ArchiveTeam / ArchiveBot

ArchiveBot, an IRC bot for archiving websites
http://www.archiveteam.org/index.php?title=ArchiveBot
MIT License
359 stars 71 forks source link

Detect when nodes are banned from certain sites #173

Open hannahwhy opened 9 years ago

hannahwhy commented 9 years ago

People have shoved enough stuff through ArchiveBot that we're now running into a problem where certain high-usage fetch nodes are being banned from large website providers. One of them appears to be banned from all Squarespace sites.
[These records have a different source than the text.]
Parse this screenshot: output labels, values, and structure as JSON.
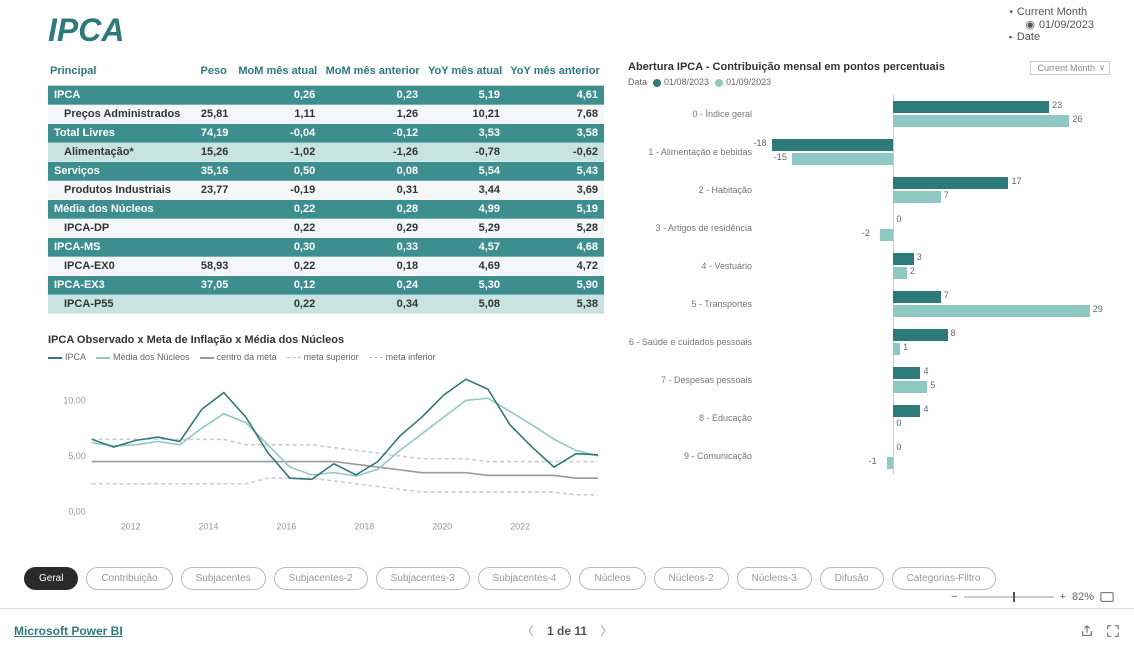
{
  "page_title": "IPCA",
  "top_right": {
    "current_month_label": "Current Month",
    "current_month_value": "01/09/2023",
    "date_label": "Date"
  },
  "table": {
    "headers": [
      "Principal",
      "Peso",
      "MoM mês atual",
      "MoM mês anterior",
      "YoY mês atual",
      "YoY mês anterior"
    ],
    "rows": [
      {
        "style": "h",
        "indent": 0,
        "c": [
          "IPCA",
          "",
          "0,26",
          "0,23",
          "5,19",
          "4,61"
        ]
      },
      {
        "style": "plain",
        "indent": 0,
        "c": [
          "Preços Administrados",
          "25,81",
          "1,11",
          "1,26",
          "10,21",
          "7,68"
        ]
      },
      {
        "style": "h",
        "indent": 0,
        "c": [
          "Total Livres",
          "74,19",
          "-0,04",
          "-0,12",
          "3,53",
          "3,58"
        ]
      },
      {
        "style": "sub",
        "indent": 1,
        "c": [
          "Alimentação*",
          "15,26",
          "-1,02",
          "-1,26",
          "-0,78",
          "-0,62"
        ]
      },
      {
        "style": "h",
        "indent": 1,
        "c": [
          "Serviços",
          "35,16",
          "0,50",
          "0,08",
          "5,54",
          "5,43"
        ]
      },
      {
        "style": "plain",
        "indent": 1,
        "c": [
          "Produtos Industriais",
          "23,77",
          "-0,19",
          "0,31",
          "3,44",
          "3,69"
        ]
      },
      {
        "style": "h",
        "indent": 0,
        "c": [
          "Média dos Núcleos",
          "",
          "0,22",
          "0,28",
          "4,99",
          "5,19"
        ]
      },
      {
        "style": "plain",
        "indent": 1,
        "c": [
          "IPCA-DP",
          "",
          "0,22",
          "0,29",
          "5,29",
          "5,28"
        ]
      },
      {
        "style": "h",
        "indent": 1,
        "c": [
          "IPCA-MS",
          "",
          "0,30",
          "0,33",
          "4,57",
          "4,68"
        ]
      },
      {
        "style": "plain",
        "indent": 1,
        "c": [
          "IPCA-EX0",
          "58,93",
          "0,22",
          "0,18",
          "4,69",
          "4,72"
        ]
      },
      {
        "style": "h",
        "indent": 1,
        "c": [
          "IPCA-EX3",
          "37,05",
          "0,12",
          "0,24",
          "5,30",
          "5,90"
        ]
      },
      {
        "style": "sub",
        "indent": 1,
        "c": [
          "IPCA-P55",
          "",
          "0,22",
          "0,34",
          "5,08",
          "5,38"
        ]
      }
    ]
  },
  "line_chart": {
    "title": "IPCA Observado x Meta de Inflação x Média dos Núcleos",
    "legend": [
      {
        "label": "IPCA",
        "color": "#2d7a7a",
        "dash": false
      },
      {
        "label": "Média dos Núcleos",
        "color": "#8fc9c3",
        "dash": false
      },
      {
        "label": "centro da meta",
        "color": "#999999",
        "dash": false
      },
      {
        "label": "meta superior",
        "color": "#bbbbbb",
        "dash": true
      },
      {
        "label": "meta inferior",
        "color": "#bbbbbb",
        "dash": true
      }
    ],
    "ylim": [
      0,
      12.5
    ],
    "yticks": [
      0,
      5,
      10
    ],
    "ytick_labels": [
      "0,00",
      "5,00",
      "10,00"
    ],
    "xlim": [
      2011,
      2024
    ],
    "xticks": [
      2012,
      2014,
      2016,
      2018,
      2020,
      2022
    ],
    "series": {
      "ipca": [
        6.5,
        5.8,
        6.4,
        6.7,
        6.3,
        9.2,
        10.7,
        8.5,
        5.3,
        3.0,
        2.9,
        4.3,
        3.3,
        4.5,
        6.8,
        8.5,
        10.5,
        11.9,
        11.0,
        7.8,
        5.8,
        4.0,
        5.2,
        5.1
      ],
      "nucleos": [
        6.2,
        5.9,
        6.0,
        6.3,
        6.0,
        7.5,
        8.8,
        8.0,
        6.0,
        4.0,
        3.3,
        3.5,
        3.2,
        3.8,
        5.5,
        7.0,
        8.5,
        10.0,
        10.2,
        9.0,
        7.8,
        6.5,
        5.5,
        5.0
      ],
      "centro": [
        4.5,
        4.5,
        4.5,
        4.5,
        4.5,
        4.5,
        4.5,
        4.5,
        4.5,
        4.5,
        4.5,
        4.5,
        4.25,
        4.0,
        3.75,
        3.5,
        3.5,
        3.5,
        3.25,
        3.25,
        3.25,
        3.25,
        3.0,
        3.0
      ],
      "sup": [
        6.5,
        6.5,
        6.5,
        6.5,
        6.5,
        6.5,
        6.5,
        6.0,
        6.0,
        6.0,
        6.0,
        5.75,
        5.5,
        5.25,
        5.0,
        4.75,
        4.75,
        4.75,
        4.5,
        4.5,
        4.5,
        4.5,
        4.5,
        4.5
      ],
      "inf": [
        2.5,
        2.5,
        2.5,
        2.5,
        2.5,
        2.5,
        2.5,
        2.5,
        3.0,
        3.0,
        3.0,
        2.75,
        2.5,
        2.25,
        2.0,
        1.75,
        1.75,
        1.75,
        1.75,
        1.75,
        1.75,
        1.75,
        1.5,
        1.5
      ]
    },
    "colors": {
      "ipca": "#2d7a7a",
      "nucleos": "#8fc9c3",
      "centro": "#999999",
      "sup": "#cccccc",
      "inf": "#cccccc"
    }
  },
  "bar_chart": {
    "title": "Abertura IPCA - Contribuição mensal em pontos percentuais",
    "data_label": "Data",
    "series": [
      {
        "label": "01/08/2023",
        "color": "#2d7a7a"
      },
      {
        "label": "01/09/2023",
        "color": "#8fc9c3"
      }
    ],
    "dropdown": "Current Month",
    "xlim": [
      -20,
      32
    ],
    "rows": [
      {
        "label": "0 - Índice geral",
        "v": [
          23,
          26
        ]
      },
      {
        "label": "1 - Alimentação e bebidas",
        "v": [
          -18,
          -15
        ]
      },
      {
        "label": "2 - Habitação",
        "v": [
          17,
          7
        ]
      },
      {
        "label": "3 - Artigos de residência",
        "v": [
          0,
          -2
        ]
      },
      {
        "label": "4 - Vestuário",
        "v": [
          3,
          2
        ]
      },
      {
        "label": "5 - Transportes",
        "v": [
          7,
          29
        ]
      },
      {
        "label": "6 - Saúde e cuidados pessoais",
        "v": [
          8,
          1
        ]
      },
      {
        "label": "7 - Despesas pessoais",
        "v": [
          4,
          5
        ]
      },
      {
        "label": "8 - Educação",
        "v": [
          4,
          0
        ]
      },
      {
        "label": "9 - Comunicação",
        "v": [
          0,
          -1
        ]
      }
    ]
  },
  "tabs": [
    "Geral",
    "Contribuição",
    "Subjacentes",
    "Subjacentes-2",
    "Subjacentes-3",
    "Subjacentes-4",
    "Núcleos",
    "Núcleos-2",
    "Núcleos-3",
    "Difusão",
    "Categorias-Filtro"
  ],
  "active_tab": 0,
  "zoom": {
    "minus": "−",
    "plus": "+",
    "value": "82%"
  },
  "footer": {
    "brand": "Microsoft Power BI",
    "page": "1 de 11"
  }
}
There's a similar problem with nodes that are started on heavily filtered networks. There's some protection against this with the CheckIP task, but we can't cover all the bases there. For example, we had a node in Singapore that would have been unable to grab anything that fell under the censorship list of the Singapore Media Development Authority.

It would be nice to identify when it looks like a node cannot complete a job due to these conditions and send out an alert. With suspend/resume it would then be possible to move that job to a different node.

hannahwhy commented 9 years ago

One way to do this might be to start jobs on multiple pipelines on (e.g.) different ASes, but the current job dequeuing setup doesn't allow that.

Perhaps some sort of prefetch check task might work: if the first few responses are 4xx or network timeouts, the job is failed and put back into the queue.